Posted: **Wed Sep 27, 2006 4:54 am**

by **vinay**

finding the prime factorization is itself time limiting

Posted: **Wed Sep 27, 2006 9:22 am**

by **Monsoon**

no, i got acc in 8s without special optimalization at LA

### explanation

Posted: **Wed Sep 27, 2006 9:34 am**

by **iz**

If you do the factorization properly it will not TL.

So first find all primes in the range [2, sqrt(n) ] using

http://en.wikipedia.org/wiki/Sieve_of_Eratosthene.

Now you have to find the number of the divisors of n, then count the divisors of the form x^2, x^3,..., x^k(where x divides n), and add them

to the total sum. Think for a while, how to count the divisors of the form

x, x^2, x^3....,x^3(where x divides n) when having n factorized.

If n = p1^q1*p2^q2*...*ps^qs, the number of the divisors is

(q1+1)*(q2+1)*...*(qs+1) ( I presume you now where this come from)

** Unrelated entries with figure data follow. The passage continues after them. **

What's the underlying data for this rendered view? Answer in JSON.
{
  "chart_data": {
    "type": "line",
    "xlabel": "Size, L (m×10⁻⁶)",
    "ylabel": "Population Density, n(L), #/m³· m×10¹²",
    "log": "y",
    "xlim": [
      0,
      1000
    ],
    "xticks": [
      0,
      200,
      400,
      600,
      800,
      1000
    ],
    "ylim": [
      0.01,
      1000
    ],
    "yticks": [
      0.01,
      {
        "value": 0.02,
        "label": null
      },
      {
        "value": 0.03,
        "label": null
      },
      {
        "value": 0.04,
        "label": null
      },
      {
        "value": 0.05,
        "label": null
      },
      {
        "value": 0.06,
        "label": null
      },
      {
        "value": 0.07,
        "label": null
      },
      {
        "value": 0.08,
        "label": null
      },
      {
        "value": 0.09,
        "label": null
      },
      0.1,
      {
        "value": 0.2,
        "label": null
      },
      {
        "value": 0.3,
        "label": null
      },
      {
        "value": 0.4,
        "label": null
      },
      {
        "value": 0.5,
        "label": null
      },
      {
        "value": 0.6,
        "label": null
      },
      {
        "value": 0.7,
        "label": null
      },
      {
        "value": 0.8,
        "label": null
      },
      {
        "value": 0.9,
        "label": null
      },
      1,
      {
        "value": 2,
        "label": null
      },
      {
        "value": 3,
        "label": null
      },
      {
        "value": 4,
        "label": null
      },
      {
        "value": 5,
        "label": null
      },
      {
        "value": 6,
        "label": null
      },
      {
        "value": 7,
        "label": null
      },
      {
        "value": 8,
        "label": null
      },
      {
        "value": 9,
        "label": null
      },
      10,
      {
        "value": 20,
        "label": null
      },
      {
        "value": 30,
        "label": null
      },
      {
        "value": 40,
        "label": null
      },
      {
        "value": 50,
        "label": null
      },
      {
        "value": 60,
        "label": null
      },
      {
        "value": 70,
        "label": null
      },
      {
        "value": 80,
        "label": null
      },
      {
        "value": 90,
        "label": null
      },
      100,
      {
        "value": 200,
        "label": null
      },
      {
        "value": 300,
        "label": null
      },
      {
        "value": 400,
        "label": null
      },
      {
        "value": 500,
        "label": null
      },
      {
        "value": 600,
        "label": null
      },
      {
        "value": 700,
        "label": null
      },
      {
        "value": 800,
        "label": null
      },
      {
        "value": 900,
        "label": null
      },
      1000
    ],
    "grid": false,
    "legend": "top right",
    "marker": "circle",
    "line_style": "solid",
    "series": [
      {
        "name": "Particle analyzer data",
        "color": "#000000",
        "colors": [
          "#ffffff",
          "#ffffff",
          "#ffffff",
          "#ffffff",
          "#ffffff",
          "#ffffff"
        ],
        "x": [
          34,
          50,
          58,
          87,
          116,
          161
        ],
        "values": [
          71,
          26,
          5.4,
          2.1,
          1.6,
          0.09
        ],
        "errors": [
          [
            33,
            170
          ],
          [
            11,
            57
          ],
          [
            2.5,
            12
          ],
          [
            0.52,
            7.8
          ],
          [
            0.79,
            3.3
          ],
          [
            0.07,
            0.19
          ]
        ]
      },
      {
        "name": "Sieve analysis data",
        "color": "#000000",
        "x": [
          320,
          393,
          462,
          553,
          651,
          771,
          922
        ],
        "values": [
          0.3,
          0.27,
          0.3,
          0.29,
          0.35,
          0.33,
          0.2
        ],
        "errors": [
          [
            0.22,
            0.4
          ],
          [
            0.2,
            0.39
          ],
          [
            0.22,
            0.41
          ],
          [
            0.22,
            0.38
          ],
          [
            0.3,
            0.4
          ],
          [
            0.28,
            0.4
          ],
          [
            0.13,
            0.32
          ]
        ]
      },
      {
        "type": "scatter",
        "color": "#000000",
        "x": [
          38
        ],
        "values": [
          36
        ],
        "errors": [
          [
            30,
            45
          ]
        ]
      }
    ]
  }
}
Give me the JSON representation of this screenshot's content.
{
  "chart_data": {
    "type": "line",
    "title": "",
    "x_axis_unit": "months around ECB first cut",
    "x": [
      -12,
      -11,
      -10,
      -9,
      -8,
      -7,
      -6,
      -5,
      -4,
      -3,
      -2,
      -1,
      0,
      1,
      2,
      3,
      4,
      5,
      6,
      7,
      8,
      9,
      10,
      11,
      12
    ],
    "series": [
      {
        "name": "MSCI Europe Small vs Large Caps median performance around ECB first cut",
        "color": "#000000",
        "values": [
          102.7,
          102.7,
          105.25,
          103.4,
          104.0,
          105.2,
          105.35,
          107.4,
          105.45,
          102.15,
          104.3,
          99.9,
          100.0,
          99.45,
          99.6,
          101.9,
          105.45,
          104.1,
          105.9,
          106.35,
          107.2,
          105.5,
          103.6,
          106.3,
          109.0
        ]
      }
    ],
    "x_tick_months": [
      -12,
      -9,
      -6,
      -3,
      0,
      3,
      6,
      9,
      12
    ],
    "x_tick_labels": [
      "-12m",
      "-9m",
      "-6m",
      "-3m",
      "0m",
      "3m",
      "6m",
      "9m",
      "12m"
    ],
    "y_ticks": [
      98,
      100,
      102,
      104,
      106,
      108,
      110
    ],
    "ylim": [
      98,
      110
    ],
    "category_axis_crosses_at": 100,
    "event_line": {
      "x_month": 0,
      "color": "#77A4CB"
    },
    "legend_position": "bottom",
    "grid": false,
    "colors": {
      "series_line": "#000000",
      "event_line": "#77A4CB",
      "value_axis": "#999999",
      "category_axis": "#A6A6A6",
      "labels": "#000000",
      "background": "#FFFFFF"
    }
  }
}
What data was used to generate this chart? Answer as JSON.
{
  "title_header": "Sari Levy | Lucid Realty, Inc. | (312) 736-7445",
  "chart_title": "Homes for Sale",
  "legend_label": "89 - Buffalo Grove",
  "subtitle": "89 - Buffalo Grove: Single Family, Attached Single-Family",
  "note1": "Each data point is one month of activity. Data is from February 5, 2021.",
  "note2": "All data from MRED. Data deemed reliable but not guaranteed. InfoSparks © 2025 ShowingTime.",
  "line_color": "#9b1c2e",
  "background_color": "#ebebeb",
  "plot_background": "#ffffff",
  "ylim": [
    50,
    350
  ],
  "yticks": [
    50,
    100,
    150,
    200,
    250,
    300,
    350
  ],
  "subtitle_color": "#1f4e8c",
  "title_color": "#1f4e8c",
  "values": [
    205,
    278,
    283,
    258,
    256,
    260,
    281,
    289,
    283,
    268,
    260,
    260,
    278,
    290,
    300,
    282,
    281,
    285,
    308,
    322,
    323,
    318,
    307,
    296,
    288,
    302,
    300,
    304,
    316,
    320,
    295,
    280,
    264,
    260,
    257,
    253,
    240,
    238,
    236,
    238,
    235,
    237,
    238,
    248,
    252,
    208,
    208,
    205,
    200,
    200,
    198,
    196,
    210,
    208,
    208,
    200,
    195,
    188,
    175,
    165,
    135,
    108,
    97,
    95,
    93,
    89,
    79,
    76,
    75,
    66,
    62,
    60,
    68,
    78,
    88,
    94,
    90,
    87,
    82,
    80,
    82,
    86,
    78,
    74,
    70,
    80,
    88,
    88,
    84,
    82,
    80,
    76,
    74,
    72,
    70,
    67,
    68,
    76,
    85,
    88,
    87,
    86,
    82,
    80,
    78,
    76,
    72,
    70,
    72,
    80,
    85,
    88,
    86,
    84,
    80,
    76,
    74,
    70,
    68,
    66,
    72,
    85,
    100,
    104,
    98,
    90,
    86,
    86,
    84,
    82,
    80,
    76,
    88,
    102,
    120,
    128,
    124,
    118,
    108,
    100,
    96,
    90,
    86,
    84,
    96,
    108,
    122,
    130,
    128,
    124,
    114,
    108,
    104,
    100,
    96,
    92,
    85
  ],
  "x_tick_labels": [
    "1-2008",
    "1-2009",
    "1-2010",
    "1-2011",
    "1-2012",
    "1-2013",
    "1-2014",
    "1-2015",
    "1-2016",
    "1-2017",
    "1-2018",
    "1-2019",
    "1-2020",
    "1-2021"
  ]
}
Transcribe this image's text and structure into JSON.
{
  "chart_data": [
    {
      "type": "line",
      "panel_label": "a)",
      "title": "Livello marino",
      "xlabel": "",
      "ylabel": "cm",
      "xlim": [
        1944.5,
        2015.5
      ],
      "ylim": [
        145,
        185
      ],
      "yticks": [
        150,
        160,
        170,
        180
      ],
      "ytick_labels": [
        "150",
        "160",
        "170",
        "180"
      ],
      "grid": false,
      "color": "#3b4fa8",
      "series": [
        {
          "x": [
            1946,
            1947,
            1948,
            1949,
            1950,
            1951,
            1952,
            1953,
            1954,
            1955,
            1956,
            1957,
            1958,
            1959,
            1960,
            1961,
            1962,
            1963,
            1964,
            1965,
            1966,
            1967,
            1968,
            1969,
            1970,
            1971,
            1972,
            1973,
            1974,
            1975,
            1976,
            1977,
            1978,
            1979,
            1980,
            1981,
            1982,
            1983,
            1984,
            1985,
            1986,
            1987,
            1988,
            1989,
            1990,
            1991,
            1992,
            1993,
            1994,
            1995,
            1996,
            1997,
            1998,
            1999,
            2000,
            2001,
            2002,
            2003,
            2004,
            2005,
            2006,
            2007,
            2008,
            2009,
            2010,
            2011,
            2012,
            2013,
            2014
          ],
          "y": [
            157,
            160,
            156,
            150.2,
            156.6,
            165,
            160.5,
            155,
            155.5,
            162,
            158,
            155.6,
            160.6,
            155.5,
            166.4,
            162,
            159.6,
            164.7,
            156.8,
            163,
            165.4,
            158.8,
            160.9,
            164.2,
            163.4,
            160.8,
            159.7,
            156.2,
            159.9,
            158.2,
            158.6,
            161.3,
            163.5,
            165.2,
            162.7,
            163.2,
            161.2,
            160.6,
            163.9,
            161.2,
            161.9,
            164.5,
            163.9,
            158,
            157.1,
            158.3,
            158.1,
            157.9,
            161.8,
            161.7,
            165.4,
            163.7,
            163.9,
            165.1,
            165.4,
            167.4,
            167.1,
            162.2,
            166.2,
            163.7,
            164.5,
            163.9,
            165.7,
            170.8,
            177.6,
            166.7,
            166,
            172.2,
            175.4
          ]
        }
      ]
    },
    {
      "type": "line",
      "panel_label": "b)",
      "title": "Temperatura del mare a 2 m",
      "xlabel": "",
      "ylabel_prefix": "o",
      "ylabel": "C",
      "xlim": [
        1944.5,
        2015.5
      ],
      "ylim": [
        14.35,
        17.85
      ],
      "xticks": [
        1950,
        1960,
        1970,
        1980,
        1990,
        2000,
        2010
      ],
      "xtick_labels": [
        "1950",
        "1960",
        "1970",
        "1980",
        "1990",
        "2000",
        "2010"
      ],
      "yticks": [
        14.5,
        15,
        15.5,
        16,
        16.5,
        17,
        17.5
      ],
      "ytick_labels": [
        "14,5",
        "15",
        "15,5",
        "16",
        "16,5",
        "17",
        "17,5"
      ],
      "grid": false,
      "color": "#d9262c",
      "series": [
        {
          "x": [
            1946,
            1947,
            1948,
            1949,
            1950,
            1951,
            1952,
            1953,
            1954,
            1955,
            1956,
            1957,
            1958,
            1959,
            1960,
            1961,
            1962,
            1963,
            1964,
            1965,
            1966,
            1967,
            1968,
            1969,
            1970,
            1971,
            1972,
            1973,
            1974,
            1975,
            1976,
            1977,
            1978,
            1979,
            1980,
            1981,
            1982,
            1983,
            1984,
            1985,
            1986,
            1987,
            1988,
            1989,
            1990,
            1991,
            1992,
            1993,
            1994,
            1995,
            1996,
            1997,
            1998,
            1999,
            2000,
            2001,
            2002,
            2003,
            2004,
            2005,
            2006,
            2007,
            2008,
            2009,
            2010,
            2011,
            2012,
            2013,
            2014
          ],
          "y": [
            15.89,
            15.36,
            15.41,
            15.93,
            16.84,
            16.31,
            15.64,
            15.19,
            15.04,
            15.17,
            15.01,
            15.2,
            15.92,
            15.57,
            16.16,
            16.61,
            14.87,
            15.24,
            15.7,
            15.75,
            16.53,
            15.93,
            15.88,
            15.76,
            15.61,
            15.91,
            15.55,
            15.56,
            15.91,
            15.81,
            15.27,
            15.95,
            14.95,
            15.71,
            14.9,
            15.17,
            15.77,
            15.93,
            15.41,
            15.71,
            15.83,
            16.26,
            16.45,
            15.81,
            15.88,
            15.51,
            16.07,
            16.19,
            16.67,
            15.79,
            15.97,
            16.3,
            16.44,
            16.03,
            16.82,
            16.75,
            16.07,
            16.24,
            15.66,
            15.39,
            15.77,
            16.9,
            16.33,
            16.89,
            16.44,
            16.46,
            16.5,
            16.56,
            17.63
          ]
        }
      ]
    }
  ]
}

I will show you how to find divisors of the form x^2(where x divides n),

and for x^k just develop this idea further.

So x divides n => x=p1^r1*p2^r2*....ps^rs, for some ri in the range

[0,qi] => x^2 = p1^(r1*2)*p2^(r2*2)*...*ps^(rs*2). Now consider the

prime factor pi, it can participate in the products of this type in exactly

1+qi/2 different ways : pi^0, pi^2, pi^4..... pi^(i/2), now using the same

logic as in counting the number of different divisors you will find that the

number is (1+q1/2)*(1+q2/2)*(1+q3/2)*...*(1+qs/2)

*sorry if my English contains errors

Posted: **Fri Sep 29, 2006 2:55 am**

by **vinay**

could u explain the process for 20 (twenty)...

thanks..

Posted: **Fri Sep 29, 2006 4:06 am**

by **Rainy Day**

divisors formula something like this :

( q1+1)(q2+1).........(qn+1) -2 ; u must extracted first and last divisor.

20=2x2x5

so , there r (2+1)(1+1) -2 = 4 divisors.

there r (1 + 2/2)(1 + 1 / 2) = 2 divisor of the form x^2,x^3,...........................

so ,total = 4+2 = 6

Posted: **Fri Sep 29, 2006 6:39 am**

by **Darko**

I don't think that is correct (the case for 20) - you get the correct answer, but you don't remove first and last - you just remove 1 as a divisor every time you count them (because 1=1^2=1^3...).

Try 8 = 2^3, your algorithm gives 6 instead of 5 (1000 in base 2, 20 in base 4, 10 in base 8).